“Qu’on se retrouve à la CPI” : Konaté défie Dadis
Dans une interview exclusive accordée à Vox Africa, l’ancien président de la transition guinéenne, le général Sékouba Konaté, a vivement réagi aux accusations de complot et de trahison portées contre lui par le capitaine Moussa Dadis Camara, dans le cadre du procès des massacres du 28 septembre 2009. Ces événements tragiques, survenus lors d’une manifestation pacifique au Stade du 28 Septembre à Conakry, ont fait plus de 150 morts et des centaines de blessés.

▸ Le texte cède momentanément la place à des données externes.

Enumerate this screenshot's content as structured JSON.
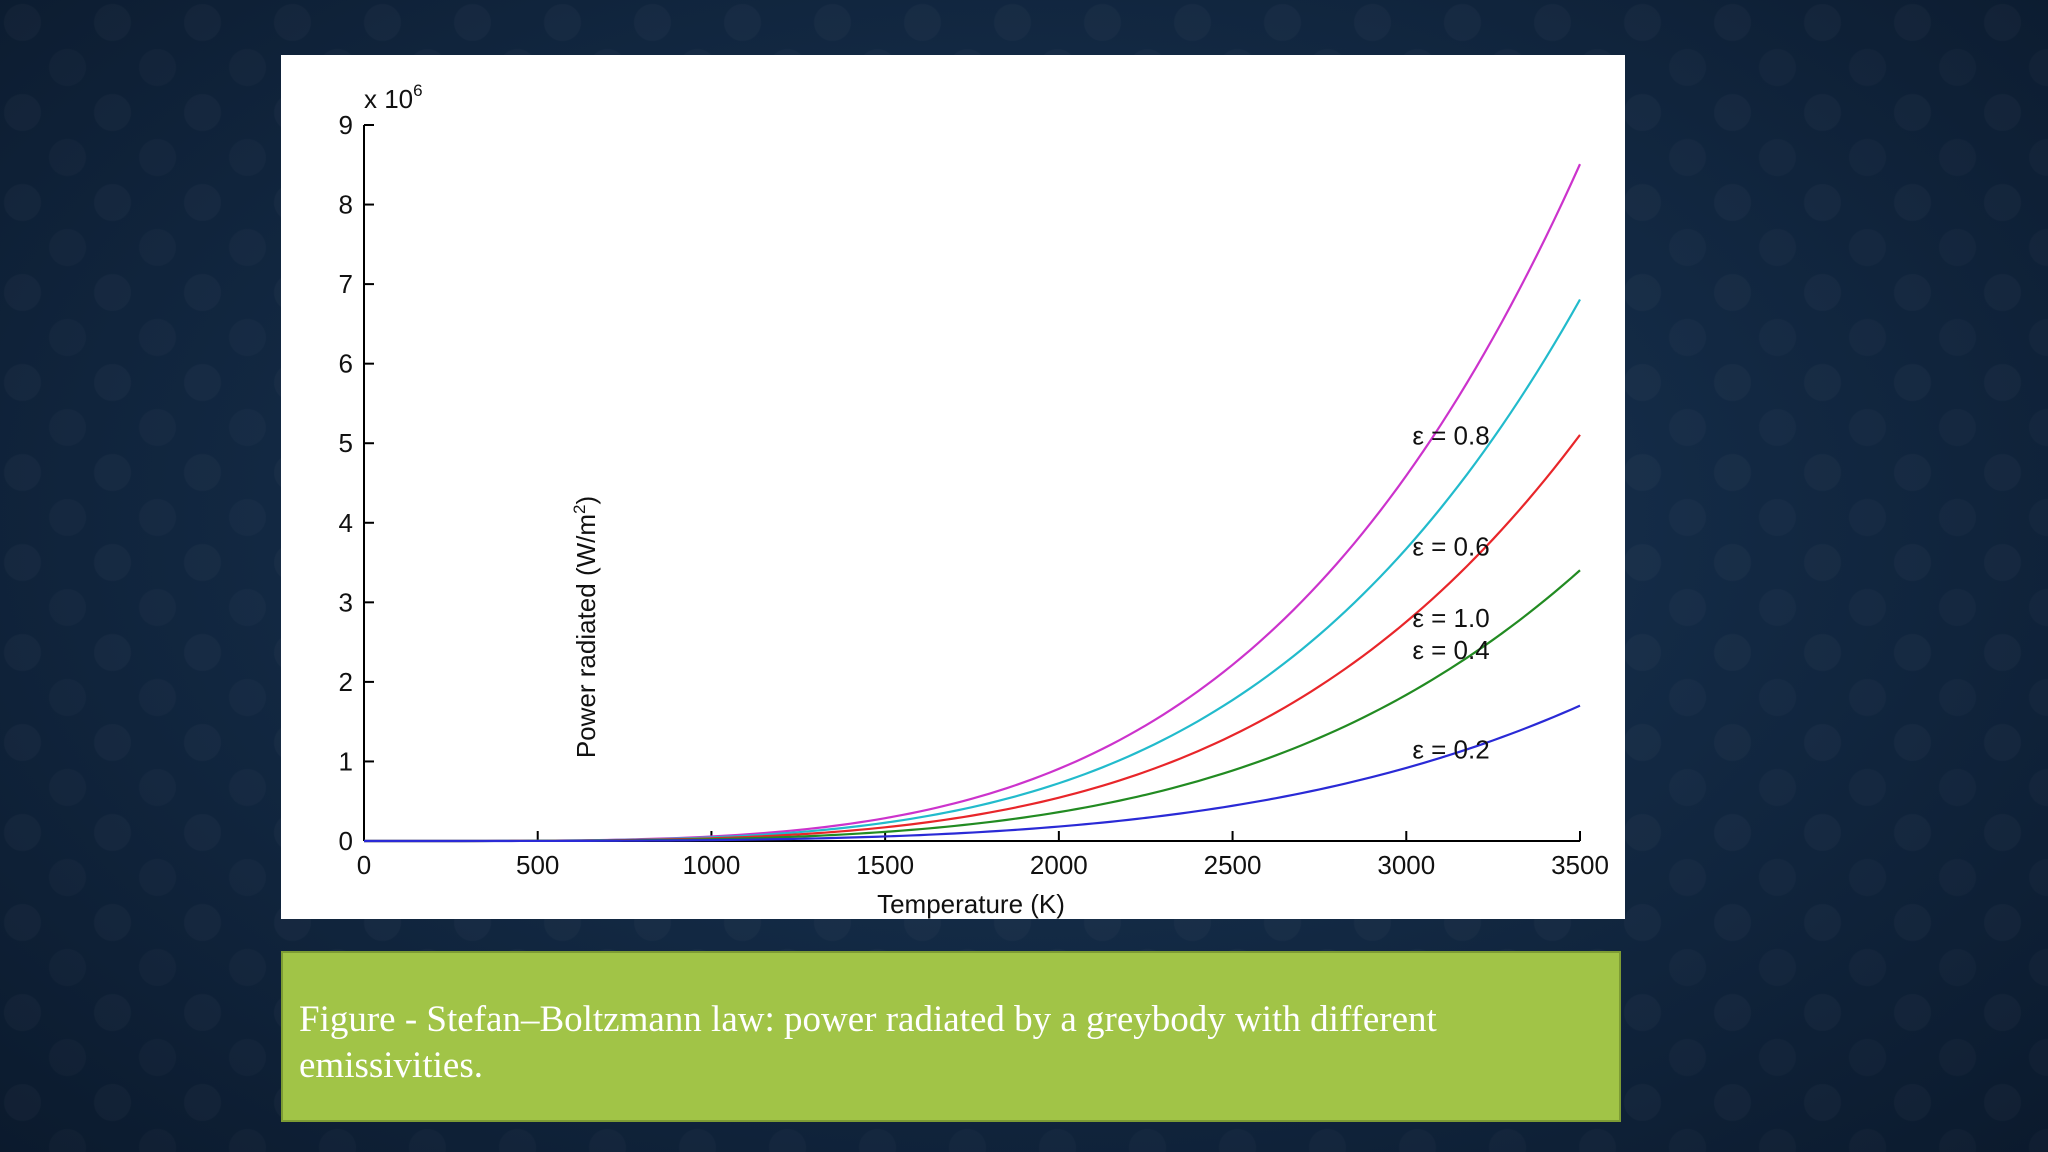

Konaté a fermement rejeté les accusations de Dadis Camara, qualifiant ses propos de « mensonges » et de « conneries ». Il a affirmé qu’il n’avait joué aucun rôle dans le massacre et a désigné Dadis comme le principal responsable. « Ce sont des conneries qu’il a racontées », a-t-il insisté, rappelant qu’il se trouvait à plus de 1 000 kilomètres de Conakry au moment des faits.
L’ancien président a également évoqué un « deal » conclu avec Dadis Camara, assurant avoir respecté sa part de l’accord, contrairement à ce dernier. Il a précisé qu’il n’avait jamais exercé ses fonctions de ministre de la Défense, confiant tous les pouvoirs au directeur de cabinet militaire.

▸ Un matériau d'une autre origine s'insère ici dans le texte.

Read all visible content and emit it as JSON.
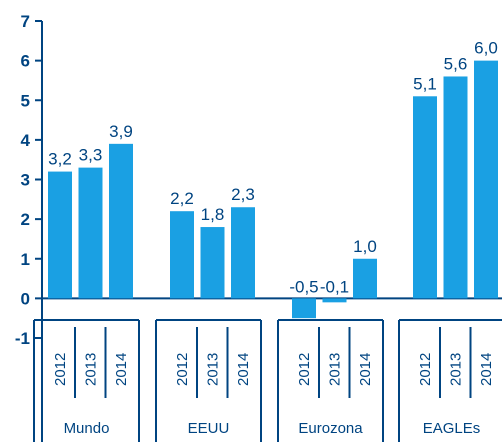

Face aux accusations persistantes, Konaté a lancé un défi clair à son ancien compagnon d’armes : « Qu’on se retrouve à la CPI. On verra qui va rester, qui va partir », affirmant sa volonté de confronter Dadis Camara devant la Cour pénale internationale. Selon lui, la lutte pour la vérité ne s’arrêtera pas tant que Dadis Camara n’aura pas reconnu ses mensonges.
Cette déclaration intervient alors que le jugement en appel du procès des massacres du 28 septembre 2009 est toujours en cours, maintenant l’attention nationale et internationale sur l’un des épisodes les plus sombres de l’histoire récente de la Guinée.